Une loutre d’Europe aperçue dans l’Hérault témoigne d’une biodiversité accrue et d’eaux plus propres

Les scientifiques affirment que cette observation rare met en évidence des rivières et des zones humides plus saines en Occitanie

Une loutre photographiée sur les Rives du Lez à Montpellier

La loutre d’Europe a été aperçue au lac du Salagou dans l’Hérault, dans le sud de la France, ce que les scientifiques considèrent comme un signe encourageant d’amélioration de la biodiversité et de voies navigables plus saines.
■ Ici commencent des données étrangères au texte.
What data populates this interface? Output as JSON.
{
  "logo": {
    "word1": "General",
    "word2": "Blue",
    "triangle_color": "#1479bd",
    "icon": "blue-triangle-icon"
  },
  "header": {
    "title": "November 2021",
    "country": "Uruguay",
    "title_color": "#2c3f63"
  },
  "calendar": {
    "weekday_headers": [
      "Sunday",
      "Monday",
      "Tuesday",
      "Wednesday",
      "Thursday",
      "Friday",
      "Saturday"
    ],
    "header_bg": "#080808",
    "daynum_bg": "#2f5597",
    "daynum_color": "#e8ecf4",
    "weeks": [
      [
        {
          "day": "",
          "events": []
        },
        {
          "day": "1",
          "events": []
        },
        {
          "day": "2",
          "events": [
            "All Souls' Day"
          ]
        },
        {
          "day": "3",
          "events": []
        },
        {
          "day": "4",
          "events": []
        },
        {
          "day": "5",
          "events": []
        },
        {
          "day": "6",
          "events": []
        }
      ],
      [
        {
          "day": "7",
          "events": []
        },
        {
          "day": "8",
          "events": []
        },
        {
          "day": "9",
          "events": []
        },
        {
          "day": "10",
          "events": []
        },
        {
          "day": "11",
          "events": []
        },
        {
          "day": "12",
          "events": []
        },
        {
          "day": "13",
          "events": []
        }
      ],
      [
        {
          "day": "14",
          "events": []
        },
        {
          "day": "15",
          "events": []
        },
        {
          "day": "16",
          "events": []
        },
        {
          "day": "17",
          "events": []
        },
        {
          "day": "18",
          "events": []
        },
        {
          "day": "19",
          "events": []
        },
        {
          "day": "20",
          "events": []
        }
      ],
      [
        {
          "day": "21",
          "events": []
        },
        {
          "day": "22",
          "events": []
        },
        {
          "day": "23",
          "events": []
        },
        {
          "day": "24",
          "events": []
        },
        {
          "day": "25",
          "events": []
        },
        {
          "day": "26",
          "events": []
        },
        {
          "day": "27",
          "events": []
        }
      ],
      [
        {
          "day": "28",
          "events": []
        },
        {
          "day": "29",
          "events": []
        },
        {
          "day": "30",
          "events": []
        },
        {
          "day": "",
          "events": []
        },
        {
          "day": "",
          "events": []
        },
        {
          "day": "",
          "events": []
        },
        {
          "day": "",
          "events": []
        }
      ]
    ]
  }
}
« Le retour de la loutre dans la zone est une très bonne nouvelle », a déclaré Olivier Gimenez, directeur de recherche à l’Institut. Centre d’Écologie Fonctionnelle et Évolutive du CNRS de Montpellier, premier organisme public de recherche scientifique en France.

« La loutre est un prédateur discret au sommet de la chaîne alimentaire. Sa présence indique que l’écosystème fonctionne suffisamment bien pour soutenir une communauté complète d’espèces, dont des poissons et des invertébrés », a-t-il ajouté.
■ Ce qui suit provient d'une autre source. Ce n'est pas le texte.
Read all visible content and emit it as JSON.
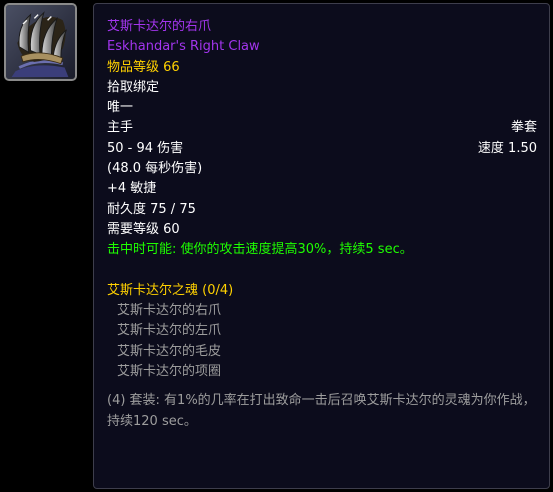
{
  "icon": {
    "name": "claw-weapon-icon"
  },
  "colors": {
    "epic": "#a335ee",
    "yellow": "#ffd100",
    "green": "#1eff00",
    "grey": "#9d9d9d",
    "white": "#ffffff",
    "background": "#0c0c1c"
  },
  "item": {
    "name_cn": "艾斯卡达尔的右爪",
    "name_en": "Eskhandar's Right Claw",
    "item_level": "物品等级 66",
    "binding": "拾取绑定",
    "unique": "唯一",
    "slot": "主手",
    "type": "拳套",
    "damage": "50 - 94 伤害",
    "speed": "速度 1.50",
    "dps": "(48.0 每秒伤害)",
    "stat": "+4 敏捷",
    "durability": "耐久度 75 / 75",
    "required_level": "需要等级 60",
    "chance_on_hit": "击中时可能: 使你的攻击速度提高30%，持续5 sec。"
  },
  "set": {
    "title": "艾斯卡达尔之魂 (0/4)",
    "items": [
      "艾斯卡达尔的右爪",
      "艾斯卡达尔的左爪",
      "艾斯卡达尔的毛皮",
      "艾斯卡达尔的项圈"
    ],
    "bonus": "(4) 套装: 有1%的几率在打出致命一击后召唤艾斯卡达尔的灵魂为你作战，持续120 sec。"
  }
}
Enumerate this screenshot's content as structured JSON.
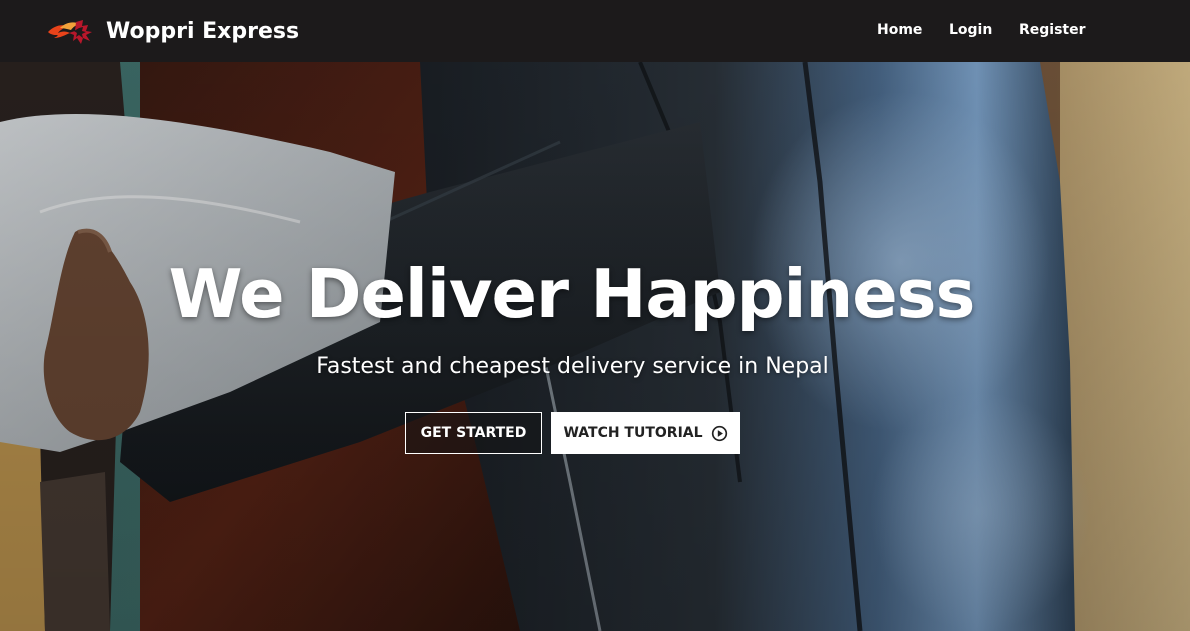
{
  "brand": {
    "name": "Woppri Express",
    "logo_icon": "flame-bird-logo",
    "logo_colors": [
      "#e8431a",
      "#b8172b",
      "#f2a13a"
    ]
  },
  "nav": {
    "items": [
      {
        "label": "Home"
      },
      {
        "label": "Login"
      },
      {
        "label": "Register"
      }
    ]
  },
  "hero": {
    "title": "We Deliver Happiness",
    "subtitle": "Fastest and cheapest delivery service in Nepal",
    "primary_button": "GET STARTED",
    "secondary_button": "WATCH TUTORIAL",
    "secondary_button_icon": "play-circle-icon",
    "background_image": "courier in leather jacket handing over package"
  },
  "colors": {
    "navbar_bg": "#1c1a1b",
    "text": "#ffffff",
    "button_light_bg": "#ffffff",
    "button_light_text": "#222222"
  }
}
La présence de ce mammifère semi-aquatique sur le lac de l’Hérault a été récemment confirmée par le naturaliste local Philippe Carrière, qui a découvert des déjections caractéristiques, appelées « épreintes », le long du rivage.

M. Carrière, fondateur et président de l’association locale nature Animagou, groupe local nature et eau-environnement, a immédiatement reconnu les signes révélateurs. « Quand je les ai écrasés entre mes doigts, j’ai reconnu l’odeur douce et mielleuse typique des entorses de loutres », a-t-il déclaré.

Le Dr Gimenez a déclaré : « Sa présence sur un site signifie généralement que l’eau est de meilleure qualité.
qualité qu’auparavant, que les berges offrent des refuges et que les ressources alimentaires sont disponibles.

« C’est donc aussi un signal encourageant quant à l’état des rivières et des zones humides de l’Hérault. »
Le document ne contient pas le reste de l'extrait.